Under the Sea

I kept writing things to share with you all but I constantly changed my mind and told myself you would all be better off if I kept my mouth shut. I can’t tell you how many times I wanted to take down this site. You face little to no resistance staying in this negative mindset that pushes your head further and further underwater until drowning feels like breathing.

When you come for air and realize you aren’t choking anymore and words are no longer trapped, a few things can happen.

A. You quickly become addicted to the reprieve and try with every ounce of energy to stay above the surface. You yearn to be heard after being silenced for so long. You swim through the water with ease, enjoying the waves.

B. You panic without the crushing weight of the water, the feeling of not being in pain is foreign and somehow feels worse. So you expel all the air in your lungs and slide back down to the ocean floor. The comforting pain surrounds you once more as it grips you by the throat.

C. Your small taste of air felt odd, you couldn’t quite place your finger on how you felt. You sink back down and compare the feelings of being underwater and breaching the surface. You decide you want to break the surface again but you don’t know how, or maybe you’re stuck. Constantly straining to swim upwards only to fall back under. It’s exhausting.

Before I tell you which I’ve been struggling with, let me preface this by saying that whichever scenario you find yourself relating to the most, none of them are wrong, none of them are right. There is no good and there is no bad, they simply are. And whichever you find yourself in, don’t give yourself a hard time about it. It’s pointless to sit there and cry and feel sorry for yourself because you aren’t helping yourself and when others offer you help you can’t accept it because you can’t see through your tears.

Take in your surroundings and what position you play in your suffering. I’ll pick apart myself for all of these examples so no need to feel called out but if something does resonate with you perhaps I can offer guidance. Also, for this extended metaphor, we are on the beach. Your beach may look different from mine and your beach may even be a river. If you live somewhere with no beaches or rivers or you’ve never been to one, imagine a pool instead.

Photo by Ricky Esquivel on Pexels.com

Scenario C is me. For the longest time, I was angry, I mean I still am but the anger is directed toward the proper places and people. I used to think I was being oppressed and everyone was holding me back but after years of drowning, I realized I had stuck my feet in the sand to keep myself there. I watched people swim by and walk along the shore. I envied them and wished it was me all while digging myself deeper and deeper in the sand.

Very recently, like two weeks ago, I hit rock bottom. In all honesty, it was nothing like the movies and I am so thankful for that. Now for you, it might be and I am truly sorry for that. Now my physical rock bottom moment was about two months ago, and that was the uncontrollable crying and screaming and the emotional pain that’s been repressed for years bubbling to the surface. Hours upon hours of wishing the pain would stop. Headaches so many headaches from mistreating myself in so many aspects. That shit sucked.

Mentally, I had enough and one day it just clicked. I was numb from crying on my lunch breaks and using those tears to soothe myself to sleep. I was eating next to nothing. The screaming in my mind wouldn’t stop and even when her voice was cracked and strained she wouldn’t give up, I guess all parts of me are resilient. I decided that I didn’t want to go on like this. If I wanted to raise a healthy family in the future, I needed to heal myself first. If you don’t want kids, pretend you want to raise healthy fur babies who don’t have to see you struggling. And if you don’t want pets, imagine how your plants would feel if they found out you watered them and made sure they had enough sunlight but didn’t do so for yourselves.

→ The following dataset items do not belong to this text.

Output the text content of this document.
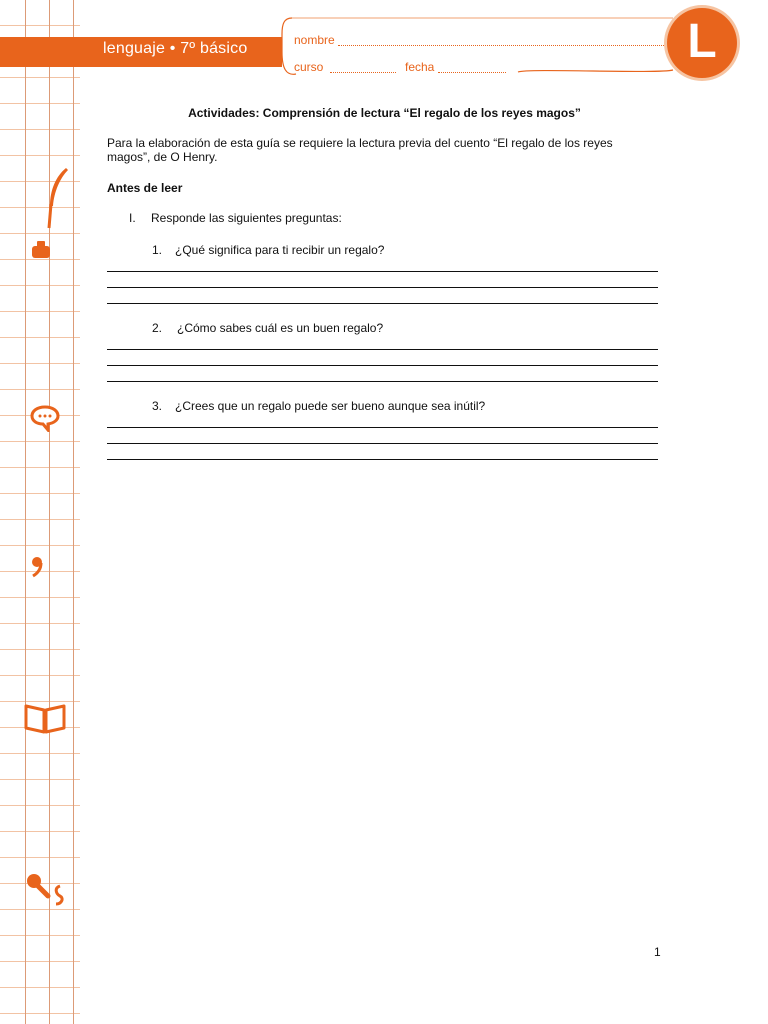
lenguaje • 7º básico	nombre
curso	fecha	L
Actividades: Comprensión de lectura “El regalo de los reyes magos”
Para la elaboración de esta guía se requiere la lectura previa del cuento “El regalo de los reyes magos”, de O Henry.
Antes de leer
I. Responde las siguientes preguntas:
1. ¿Qué significa para ti recibir un regalo?
2. ¿Cómo sabes cuál es un buen regalo?
3. ¿Crees que un regalo puede ser bueno aunque sea inútil?
1
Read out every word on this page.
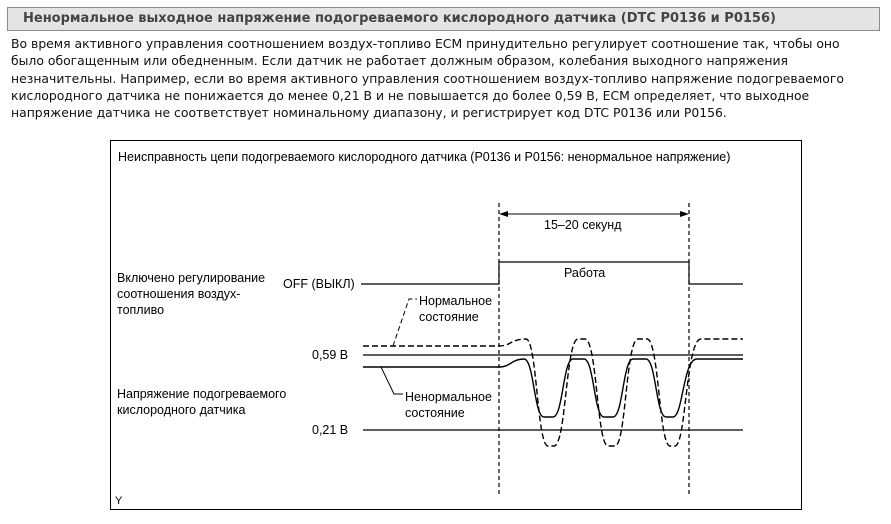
Ненормальное выходное напряжение подогреваемого кислородного датчика (DTC P0136 и P0156)
Во время активного управления соотношением воздух-топливо ECM принудительно регулирует соотношение так, чтобы оно
было обогащенным или обедненным. Если датчик не работает должным образом, колебания выходного напряжения
незначительны. Например, если во время активного управления соотношением воздух-топливо напряжение подогреваемого
кислородного датчика не понижается до менее 0,21 В и не повышается до более 0,59 В, ECM определяет, что выходное
напряжение датчика не соответствует номинальному диапазону, и регистрирует код DTC P0136 или P0156.
Неисправность цепи подогреваемого кислородного датчика (P0136 и P0156: ненормальное напряжение)
15–20 секунд
Работа
Включено регулирование
соотношения воздух-
топливо
OFF (ВЫКЛ)
Нормальное
состояние
0,59 В
Напряжение подогреваемого
кислородного датчика
Ненормальное
состояние
0,21 В
Y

I don’t know what the catalyst was, perhaps the many failed attempts of trying to get better and looking up therapy practices that lived in my subconscious finally started to work. I started to open up about my punishing behaviors, how I would eat barely enough, and when I did I talked about what was going through my mind. How I talked to myself, how I saw myself, how I felt, and what I needed. I was honest with myself about who I was and how far away we were from who we wanted to be. I didn’t shame myself this time, I understood that what I was doing was coming from a place of hurt and I was so used to these feelings I was scared to live without them.

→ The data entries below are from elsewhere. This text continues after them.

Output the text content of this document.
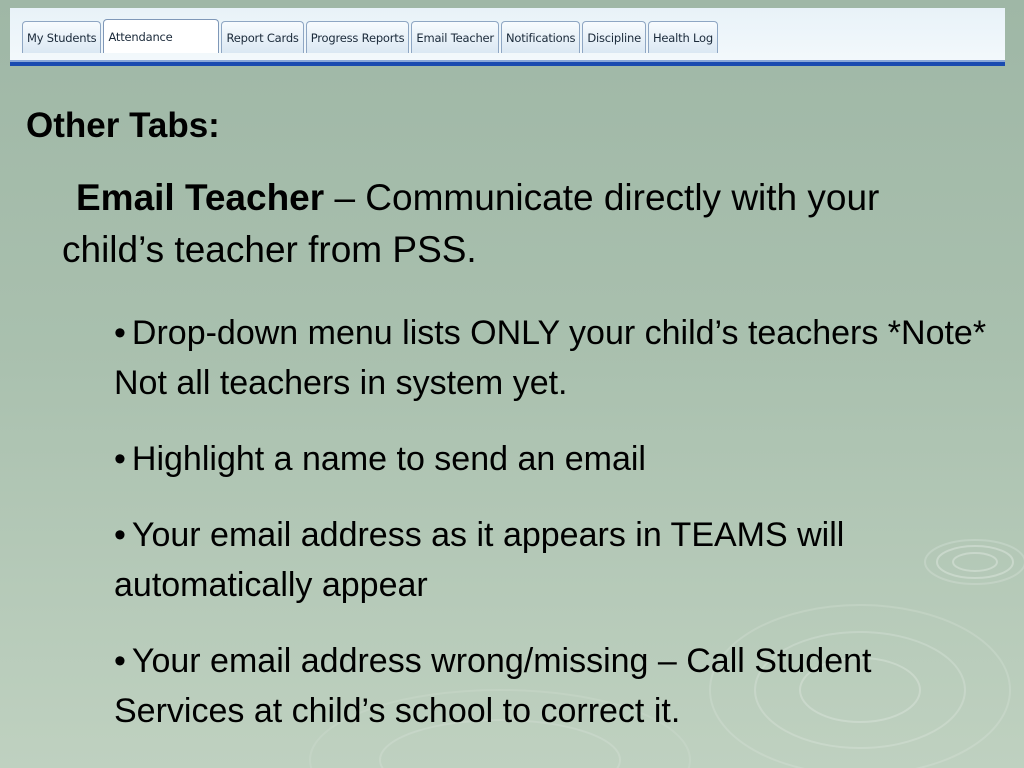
My Students	Attendance	Report Cards	Progress Reports	Email Teacher	Notifications	Discipline	Health Log
Other Tabs:

Email Teacher – Communicate directly with your child’s teacher from PSS.

• Drop-down menu lists ONLY your child’s teachers *Note* Not all teachers in system yet.
• Highlight a name to send an email
• Your email address as it appears in TEAMS will automatically appear
• Your email address wrong/missing – Call Student Services at child’s school to correct it.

Side note: Yes we all hurt, and we may not act like ourselves but this is not an excuse to be a dick. There are so many people who face unspeakable horrors and still treat other people decently. Take responsibility for your actions. The people are watching.

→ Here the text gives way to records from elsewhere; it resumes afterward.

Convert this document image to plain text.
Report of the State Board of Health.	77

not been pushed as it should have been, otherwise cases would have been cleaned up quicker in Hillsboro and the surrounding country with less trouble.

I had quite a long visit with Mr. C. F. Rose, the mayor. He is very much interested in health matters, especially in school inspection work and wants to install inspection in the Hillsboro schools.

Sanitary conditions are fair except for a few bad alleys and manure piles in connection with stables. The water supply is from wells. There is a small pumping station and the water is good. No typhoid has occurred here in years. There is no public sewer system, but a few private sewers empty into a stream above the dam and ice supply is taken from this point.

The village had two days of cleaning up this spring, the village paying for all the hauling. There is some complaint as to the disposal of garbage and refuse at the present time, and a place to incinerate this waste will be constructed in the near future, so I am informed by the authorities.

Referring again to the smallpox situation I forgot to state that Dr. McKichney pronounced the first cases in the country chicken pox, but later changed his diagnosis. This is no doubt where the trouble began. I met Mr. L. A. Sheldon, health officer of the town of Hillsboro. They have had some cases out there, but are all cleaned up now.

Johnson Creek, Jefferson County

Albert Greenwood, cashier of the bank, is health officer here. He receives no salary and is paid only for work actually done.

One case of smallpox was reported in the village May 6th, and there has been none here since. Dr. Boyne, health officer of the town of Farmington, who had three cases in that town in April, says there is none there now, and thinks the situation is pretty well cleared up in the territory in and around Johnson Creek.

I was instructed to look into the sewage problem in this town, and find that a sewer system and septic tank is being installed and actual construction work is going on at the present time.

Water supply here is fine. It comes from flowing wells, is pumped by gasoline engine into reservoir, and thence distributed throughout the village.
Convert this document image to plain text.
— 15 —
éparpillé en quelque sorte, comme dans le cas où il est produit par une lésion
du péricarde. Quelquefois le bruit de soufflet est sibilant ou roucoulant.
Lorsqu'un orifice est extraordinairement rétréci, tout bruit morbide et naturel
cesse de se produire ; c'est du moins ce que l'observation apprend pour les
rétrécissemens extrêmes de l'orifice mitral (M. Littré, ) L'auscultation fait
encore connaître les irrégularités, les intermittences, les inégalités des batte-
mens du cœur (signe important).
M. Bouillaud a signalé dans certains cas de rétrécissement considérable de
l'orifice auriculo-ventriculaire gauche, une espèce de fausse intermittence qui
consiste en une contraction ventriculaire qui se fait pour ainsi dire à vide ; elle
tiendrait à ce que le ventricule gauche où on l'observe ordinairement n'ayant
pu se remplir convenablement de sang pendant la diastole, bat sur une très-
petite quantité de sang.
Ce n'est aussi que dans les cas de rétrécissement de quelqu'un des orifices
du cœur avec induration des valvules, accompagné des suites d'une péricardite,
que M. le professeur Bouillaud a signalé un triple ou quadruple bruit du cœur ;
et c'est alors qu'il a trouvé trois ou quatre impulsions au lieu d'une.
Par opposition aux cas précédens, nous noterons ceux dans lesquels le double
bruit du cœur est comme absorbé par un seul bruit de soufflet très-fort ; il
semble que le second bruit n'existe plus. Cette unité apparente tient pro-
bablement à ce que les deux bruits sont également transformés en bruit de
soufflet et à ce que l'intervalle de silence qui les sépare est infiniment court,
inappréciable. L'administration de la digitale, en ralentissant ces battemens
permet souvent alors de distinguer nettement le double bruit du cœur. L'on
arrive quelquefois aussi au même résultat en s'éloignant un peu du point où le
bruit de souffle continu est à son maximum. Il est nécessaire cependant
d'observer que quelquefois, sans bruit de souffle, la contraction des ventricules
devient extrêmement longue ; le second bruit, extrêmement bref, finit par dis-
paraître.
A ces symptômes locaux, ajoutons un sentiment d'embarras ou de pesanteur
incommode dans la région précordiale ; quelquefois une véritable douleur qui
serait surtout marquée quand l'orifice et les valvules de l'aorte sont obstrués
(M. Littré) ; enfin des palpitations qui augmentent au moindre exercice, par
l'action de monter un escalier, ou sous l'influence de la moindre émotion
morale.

I started taking steps toward my goals and feeling the weight fall off my shoulders was nearly orgasmic. I feel like I can breathe for the first time ever. I’m not saying I’m completely healed, that is going to take time and patience. I took myself off of this imagined deadline that kept getting pushed back. There’s no rush. I stopped thinking that I would only have my happiness If I achieved every goal and everything was perfect. But I started to believe that I am worthy of my happiness now, and it’s the truth.